There is something about getting in a car that ratchets up my hurry-up gene. I have told colleagues that when I drive to work, I arrive with my shoulders tight, my brain a little frazzled, and my blood pressure seemingly raised. But when I catch a ride, take the bus, or walk I arrive relaxed and ready to begin (or end) the day with more equanimity. I experience myself differently in a vehicle. I am often uptight, anxious and impatient – having experienced anything and everything in my way as a hazard and/or an annoyance. In the middle of winter, when I have to wait for pedestrians, I have to remind myself that I am safely ensconced in a few thousand pounds of protection that is temperature controlled, and the poor shmuck on the street is navigating puddles, or snow-banks, or howling winds with a few layers of protection. I have to remind myself that I can afford to take a deep breath and show a little kindness.
There have been news stories this last while about sidewalk-free neighbourhoods protesting the planned implementation of walk-friendly streets. At one level, I can understand this. Walkers can be erratic, and some are even in-your-face bold. But a refusal to address the fact that most of us will one day necessarily need to be able to walk to public transport seems naïve at best, and willfully belligerent at worst. This refusal, at a deeper level, bespeaks a deliberate rejection of empathy; an unwillingness to experience the street in the shoes of people on the street; knowing what it means to be the little guy in the fight.
Drivers, it might be said, are an individual manifestation of the cult of efficiency run amok. The person before me no longer represents a relationship to be negotiated, but a problem to be solved. Of course, I am really transferring my shallowness and impatience onto other drivers, whom I only know from a glance or two (or worse yet from no glances) in my direction.
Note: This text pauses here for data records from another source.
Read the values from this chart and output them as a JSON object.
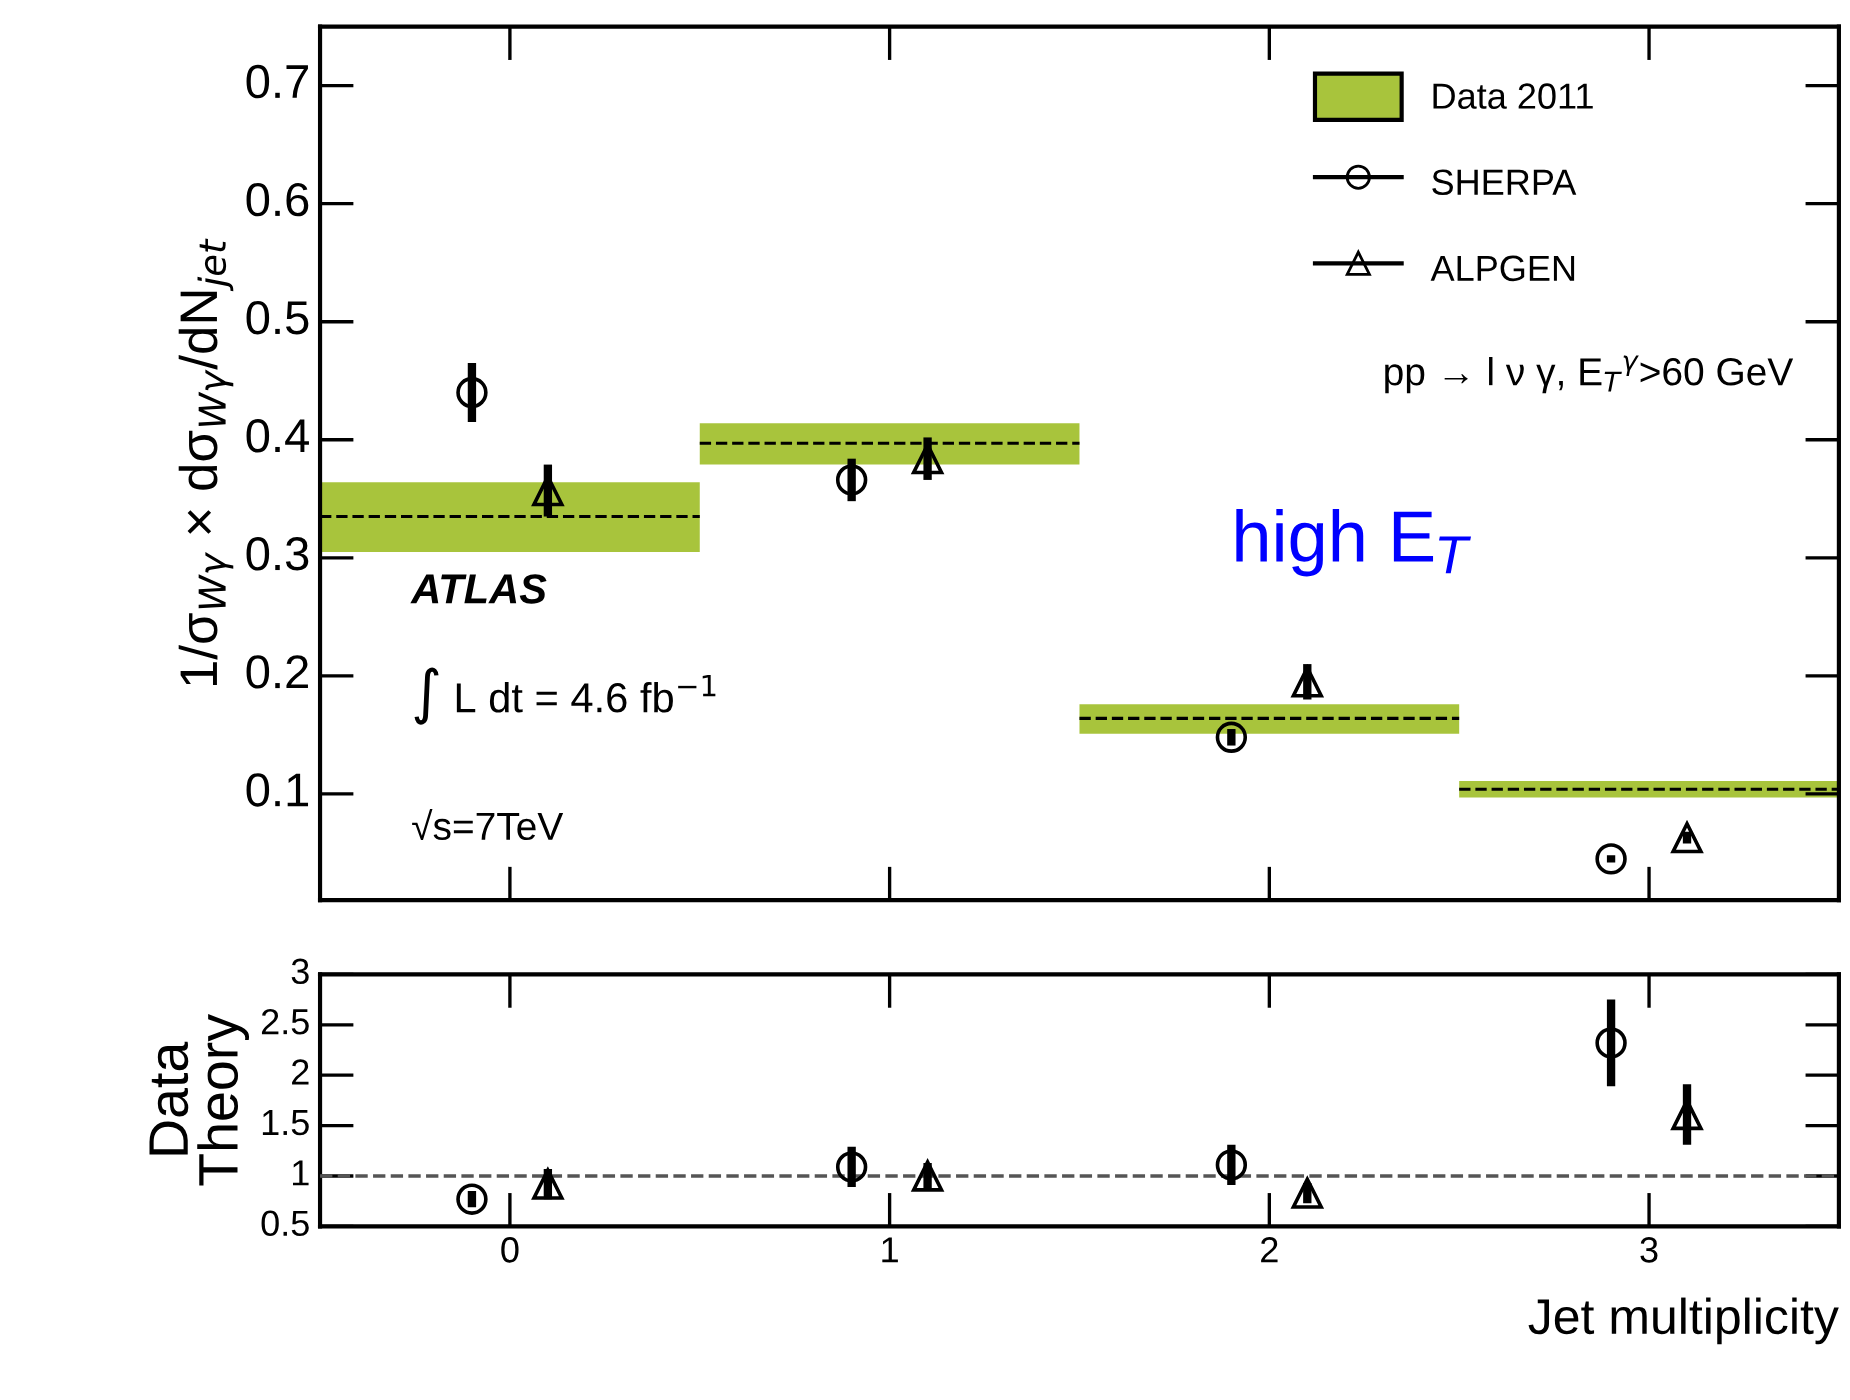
{
  "chart_data": [
    {
      "type": "scatter",
      "ylabel": "1/σ$_{Wγ}$ × dσ$_{Wγ}$/dN$_{jet}$",
      "xlim": [
        -0.5,
        3.5
      ],
      "xticks": [
        0,
        1,
        2,
        3
      ],
      "ylim": [
        0.01,
        0.75
      ],
      "yticks": [
        0.1,
        0.2,
        0.3,
        0.4,
        0.5,
        0.6,
        0.7
      ],
      "tick_labels": "y",
      "legend": "top right",
      "grid": false,
      "series": [
        {
          "name": "Data 2011",
          "type": "bar",
          "color": "#a8c43c",
          "x": [
            0,
            1,
            2,
            3
          ],
          "base": [
            0.305,
            0.379,
            0.151,
            0.097
          ],
          "values": [
            0.059,
            0.035,
            0.025,
            0.014
          ]
        },
        {
          "type": "step",
          "color": "#000000",
          "line_style": "dashed",
          "x": [
            -0.5,
            0.5,
            1.5,
            2.5,
            3.5
          ],
          "values": [
            0.335,
            0.397,
            0.164,
            0.104,
            0.104
          ]
        },
        {
          "name": "SHERPA",
          "color": "#000000",
          "marker": "circle",
          "x": [
            -0.1,
            0.9,
            1.9,
            2.9
          ],
          "values": [
            0.44,
            0.366,
            0.148,
            0.045
          ],
          "errors": [
            0.025,
            0.018,
            0.007,
            0.003
          ]
        },
        {
          "name": "ALPGEN",
          "color": "#000000",
          "marker": "triangle",
          "x": [
            0.1,
            1.1,
            2.1,
            3.1
          ],
          "values": [
            0.357,
            0.384,
            0.195,
            0.063
          ],
          "errors": [
            0.022,
            0.018,
            0.015,
            0.005
          ]
        }
      ],
      "annotations": [
        "ATLAS",
        "∫ L dt = 4.6 fb$^{−1}$",
        "√s=7TeV",
        "pp → l ν γ, E$_{T}$$^{γ}$>60 GeV",
        "high E$_{T}$"
      ]
    },
    {
      "type": "scatter",
      "ylabel": "Data\nTheory",
      "xlabel": "Jet multiplicity",
      "xlim": [
        -0.5,
        3.5
      ],
      "xticks": [
        0,
        1,
        2,
        3
      ],
      "ylim": [
        0.5,
        3
      ],
      "yticks": [
        0.5,
        1,
        1.5,
        2,
        2.5,
        3
      ],
      "grid": false,
      "series": [
        {
          "color": "#000000",
          "marker": "circle",
          "x": [
            -0.1,
            0.9,
            1.9,
            2.9
          ],
          "values": [
            0.77,
            1.09,
            1.11,
            2.32
          ],
          "errors": [
            0.08,
            0.2,
            0.2,
            0.43
          ]
        },
        {
          "color": "#000000",
          "marker": "triangle",
          "x": [
            0.1,
            1.1,
            2.1,
            3.1
          ],
          "values": [
            0.92,
            1.0,
            0.83,
            1.61
          ],
          "errors": [
            0.15,
            0.13,
            0.1,
            0.3
          ]
        }
      ],
      "ref_lines": [
        {
          "axis": "y",
          "value": 1,
          "color": "#555555",
          "line_style": "dashed"
        }
      ]
    }
  ]
}
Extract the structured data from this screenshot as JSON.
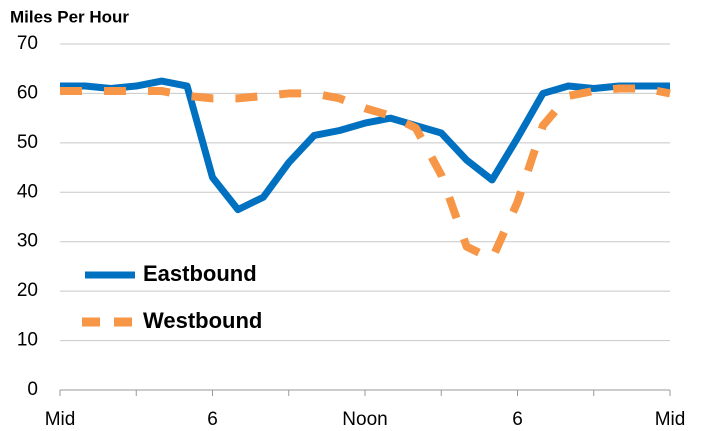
{
  "chart_data": {
    "type": "line",
    "y_label": "Miles Per Hour",
    "categories": [
      "Mid",
      null,
      null,
      null,
      null,
      null,
      "6",
      null,
      null,
      null,
      null,
      null,
      "Noon",
      null,
      null,
      null,
      null,
      null,
      "6",
      null,
      null,
      null,
      null,
      null,
      "Mid"
    ],
    "series": [
      {
        "name": "Eastbound",
        "color": "#0070c0",
        "dashed": false,
        "values": [
          61.5,
          61.5,
          61,
          61.5,
          62.5,
          61.5,
          43,
          36.5,
          39,
          46,
          51.5,
          52.5,
          54,
          55,
          53.5,
          52,
          46.5,
          42.5,
          51,
          60,
          61.5,
          61,
          61.5,
          61.5,
          61.5
        ]
      },
      {
        "name": "Westbound",
        "color": "#f79646",
        "dashed": true,
        "values": [
          60.5,
          60.5,
          60.5,
          60.5,
          60.5,
          59.5,
          59,
          59,
          59.5,
          60,
          60,
          59,
          57,
          55.5,
          53,
          43.5,
          29,
          26.5,
          38,
          53.5,
          59.5,
          60.5,
          61,
          61,
          60
        ]
      }
    ],
    "ylim": [
      0,
      70
    ],
    "yticks": [
      0,
      10,
      20,
      30,
      40,
      50,
      60,
      70
    ],
    "grid": true,
    "legend": "lower left"
  }
}
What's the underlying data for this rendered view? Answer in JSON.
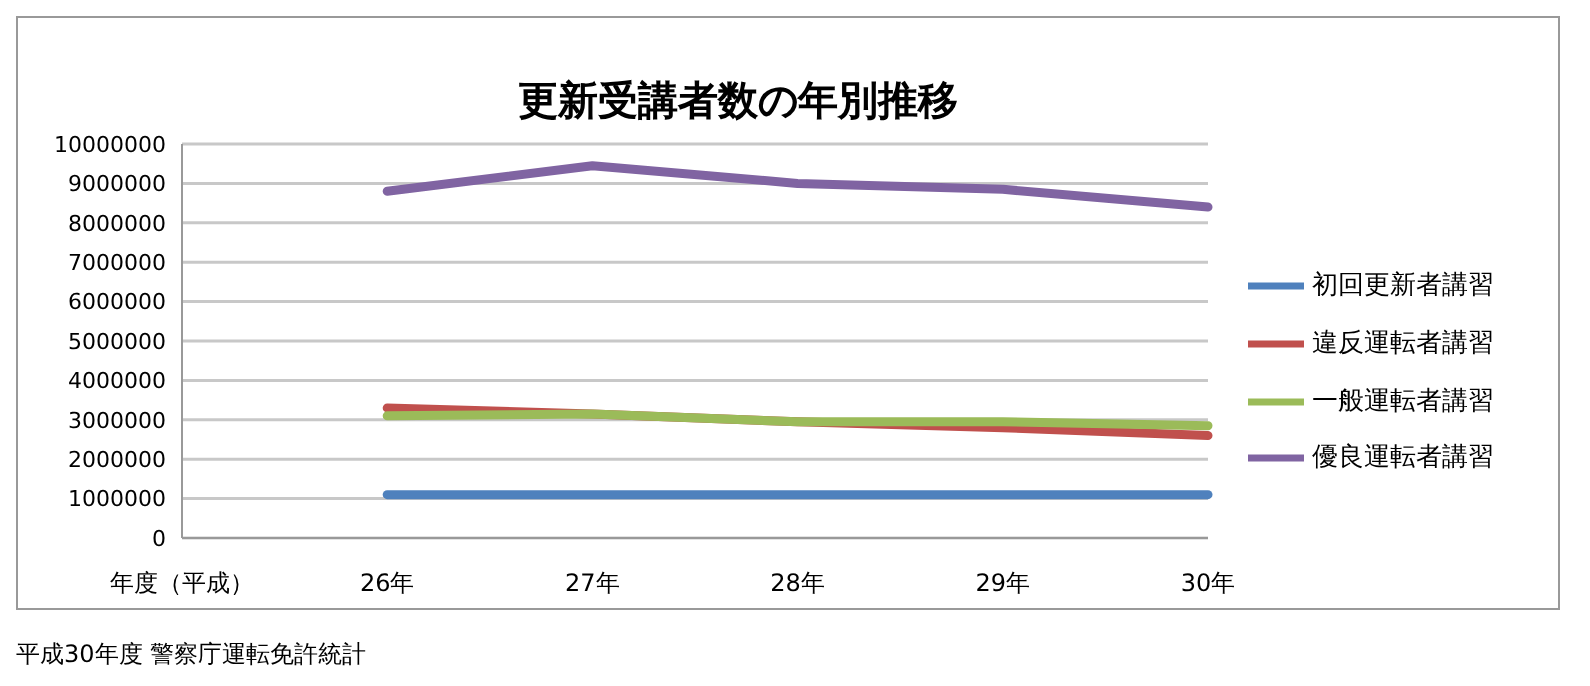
{
  "chart_data": {
    "type": "line",
    "title": "更新受講者数の年別推移",
    "categories": [
      "年度（平成）",
      "26年",
      "27年",
      "28年",
      "29年",
      "30年"
    ],
    "series": [
      {
        "name": "初回更新者講習",
        "color": "#4f81bd",
        "values": [
          null,
          1100000,
          1100000,
          1100000,
          1100000,
          1100000
        ]
      },
      {
        "name": "違反運転者講習",
        "color": "#c0504d",
        "values": [
          null,
          3300000,
          3150000,
          2950000,
          2800000,
          2600000
        ]
      },
      {
        "name": "一般運転者講習",
        "color": "#9bbb59",
        "values": [
          null,
          3100000,
          3150000,
          2950000,
          2950000,
          2850000
        ]
      },
      {
        "name": "優良運転者講習",
        "color": "#8064a2",
        "values": [
          null,
          8800000,
          9450000,
          9000000,
          8850000,
          8400000
        ]
      }
    ],
    "ylim": [
      0,
      10000000
    ],
    "yticks": [
      0,
      1000000,
      2000000,
      3000000,
      4000000,
      5000000,
      6000000,
      7000000,
      8000000,
      9000000,
      10000000
    ],
    "grid": "y",
    "legend": "right",
    "marker": "none",
    "line_style": "solid",
    "annotations": [
      "平成30年度 警察庁運転免許統計"
    ]
  }
}
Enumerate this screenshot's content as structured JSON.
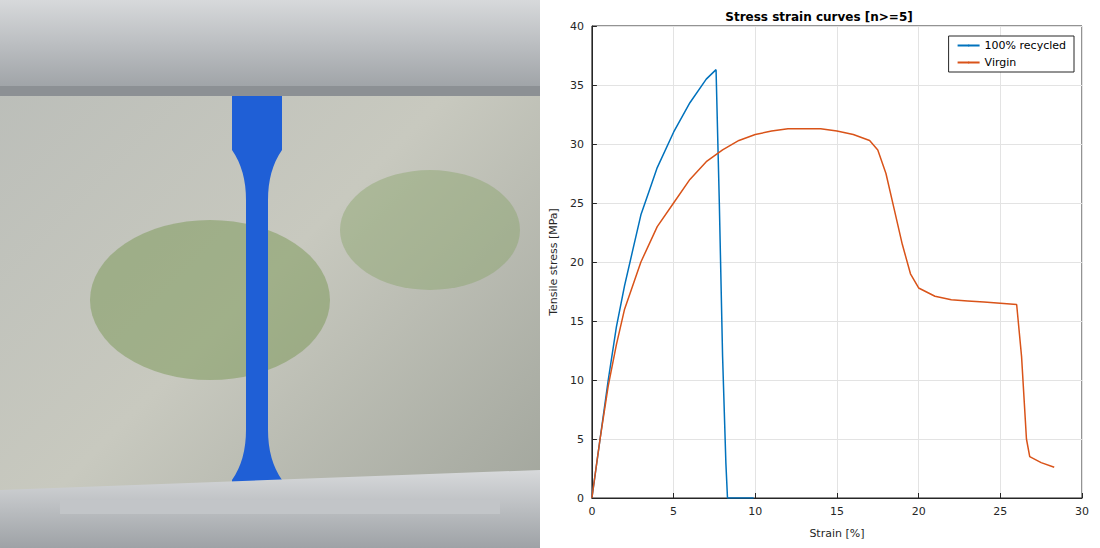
{
  "chart_data": {
    "type": "line",
    "title": "Stress strain curves [n>=5]",
    "x_label": "Strain [%]",
    "y_label": "Tensile stress [MPa]",
    "xlim": [
      0,
      30
    ],
    "xticks": [
      0,
      5,
      10,
      15,
      20,
      25,
      30
    ],
    "ylim": [
      0,
      40
    ],
    "yticks": [
      0,
      5,
      10,
      15,
      20,
      25,
      30,
      35,
      40
    ],
    "grid": true,
    "legend": "upper right",
    "series": [
      {
        "name": "100% recycled",
        "color": "#0072bd",
        "x": [
          0,
          0.5,
          1,
          1.5,
          2,
          2.5,
          3,
          3.5,
          4,
          5,
          6,
          7,
          7.6,
          7.8,
          8,
          8.2,
          8.3,
          9,
          9.9
        ],
        "values": [
          0,
          5,
          10,
          14.5,
          18,
          21,
          24,
          26,
          28,
          31,
          33.5,
          35.5,
          36.3,
          25,
          12,
          3,
          0,
          0,
          0
        ]
      },
      {
        "name": "Virgin",
        "color": "#d95319",
        "x": [
          0,
          0.5,
          1,
          1.5,
          2,
          3,
          4,
          5,
          6,
          7,
          8,
          9,
          10,
          11,
          12,
          13,
          14,
          15,
          16,
          17,
          17.5,
          18,
          18.5,
          19,
          19.5,
          20,
          21,
          22,
          23,
          24,
          25,
          26,
          26.3,
          26.6,
          26.8,
          27.5,
          28.3
        ],
        "values": [
          0,
          5,
          9.5,
          13,
          16,
          20,
          23,
          25,
          27,
          28.5,
          29.5,
          30.3,
          30.8,
          31.1,
          31.3,
          31.3,
          31.3,
          31.1,
          30.8,
          30.3,
          29.5,
          27.5,
          24.5,
          21.5,
          19,
          17.8,
          17.1,
          16.8,
          16.7,
          16.6,
          16.5,
          16.4,
          12,
          5,
          3.5,
          3,
          2.6
        ]
      }
    ]
  }
}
For all I know, their driving might be attributed to a hard hospital visit, or a troubling performance review, or a fight with their partner, etc. But then again, such factors are really an argument in favour of a broader access to public transit – an argument, alas, which may well fall on deaf ears since many of us, I think, prefer the private character of our cars to the “public” of public transit.
I suppose both the private car and the public transit represent seemingly innocent answers to the innocent question: how do we get around? But we cannot afford to ignore that this seemingly benign question is sometimes answered in a malign modality that shape us in ways unaware. At the end of the day, cars more often than not enforce a self-enclosed subject who engages his or her surroundings via the mediating power of a car, while a walker or jogger, or such has a more intimate relationship with her or his environs.
There may be a life lesson in this. I’ll leave that to others, but I want to make the simple observation that no one can opine on this increasing question with impunity. We all have some skin in the game. I, for the sake of the environment – which includes me, look forward to the day when buses and streetcars outnumber cars on our roads. In the interim, I’ll try hard to smile at passing motorists, and patiently wave walkers across the road.